Governments the world over have shut hospitals to non-Covid patients in order to focus on tackling the pandemic. ‘Naturally, that’s a concern if you have other health issues.’ That has led to ‘a spike in requests from people who would like to have remote assistance from specialists,’ Maciejewski says.
‘They ask us, “If I’m worried about my health and I either can’t go to the hospital to see my usual specialist or I don’t want to go to the hospital for fear that I might become infected, can you connect me to a trusted doctor who has the experience to give an online consultation? And can you make it happen in person or on a screen in a short period of time?” We can.’
Maciejewski and Bürchler’s scheme offers three levels of service, with prices ranging from CHF3,000 to CHF24,000 a year (£2,500-£20,000).
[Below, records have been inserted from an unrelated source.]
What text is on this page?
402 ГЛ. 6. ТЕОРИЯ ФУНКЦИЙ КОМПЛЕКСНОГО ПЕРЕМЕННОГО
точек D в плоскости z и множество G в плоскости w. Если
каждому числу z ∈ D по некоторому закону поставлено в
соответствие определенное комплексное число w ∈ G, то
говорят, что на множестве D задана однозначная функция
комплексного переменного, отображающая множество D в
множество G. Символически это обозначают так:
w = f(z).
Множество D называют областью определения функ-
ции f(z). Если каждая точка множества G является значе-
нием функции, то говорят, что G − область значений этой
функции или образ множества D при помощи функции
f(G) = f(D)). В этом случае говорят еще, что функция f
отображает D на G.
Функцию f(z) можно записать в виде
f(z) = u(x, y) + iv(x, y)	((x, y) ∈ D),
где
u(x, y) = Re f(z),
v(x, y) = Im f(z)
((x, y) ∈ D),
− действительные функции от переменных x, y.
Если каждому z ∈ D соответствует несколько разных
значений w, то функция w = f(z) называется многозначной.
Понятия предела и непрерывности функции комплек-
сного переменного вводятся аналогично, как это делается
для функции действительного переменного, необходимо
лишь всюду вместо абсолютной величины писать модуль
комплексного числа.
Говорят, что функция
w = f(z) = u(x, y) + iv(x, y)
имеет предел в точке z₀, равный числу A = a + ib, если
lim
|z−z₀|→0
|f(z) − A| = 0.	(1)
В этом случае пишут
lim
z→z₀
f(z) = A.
All those who sign up get what Bürchler calls ‘rapid and privileged access to a network of trusted specialists whom we know from working with them for many years. When your health is at risk, those who can afford it do not want to stand in line and wait for a specialist appointment.’
Entry-level subscription entitles users to a ‘fast-pass’ consultation with a specialist, online if necessary, within 72 hours. Top-level membership guarantees a consultation in just a few hours – no more than 24 – and also translation services and travel and accommodation support if required.
If the worst should happen and a patient’s condition is critical, he or she will be flown to the nearest appropriate hospital for treatment. Maciejewski and Bürchler’s medical family office will also store patients’ medical records securely online in multiple languages, so that doctors have all the information they need at their fingertips wherever they or the patient may be.
The pair also give clients a file that they can use immediately to inform doctors anywhere of their fundamental medical information – previous treatments and operations, blood type, allergies, medications and so on – ‘so that when they travel, they can tell anyone, “Look, this is what you need to know about my personal health.”’ Maciejewski and Bürchler are beginning to move into preventive medicine for clients and their families.
Choose your fighter
One of the factors that wealthy families are beginning to consider as they plan for their future medical needs is the quality of overall health services in the nation where they might wish to hole up in a future pandemic. That’s because it is the overall infection rate among the general public that most affects the chance of becoming infected themselves.
Australia, Switzerland, Germany and Austria are particularly attractive because not only do they have high-quality national health services but also the government of each country acted quickly to limit the spread of the virus.
Wealthy Chinese are buying Cypriot citizenship to enable them to live in Switzerland or Austria, to take advantage of the healthcare systems there. The US and UK are no longer considered healthy safe havens because critics say the government in each country has botched its handling of the pandemic by reacting too slowly to the threat and failing to ensure local health services were adequately prepared with testing kits and protective masks and gowns for doctors and nurses.
‘Reputation of and trust in the healthcare system is crucial,’ says Bürchler. ‘The US had this great reputation of being the leader in health and medicine. Now people are reconsidering that.’ Multiple citizenships and a medical family office might be expensive.
An Austrian ‘pandemic passport’ costs up to €7 million (£6.2 million) per family member. But, as Kälin puts it, ‘It’s a cheaper and a lot more pleasant way to stay alive and well than disappearing into a bunker in New Zealand for months on end.’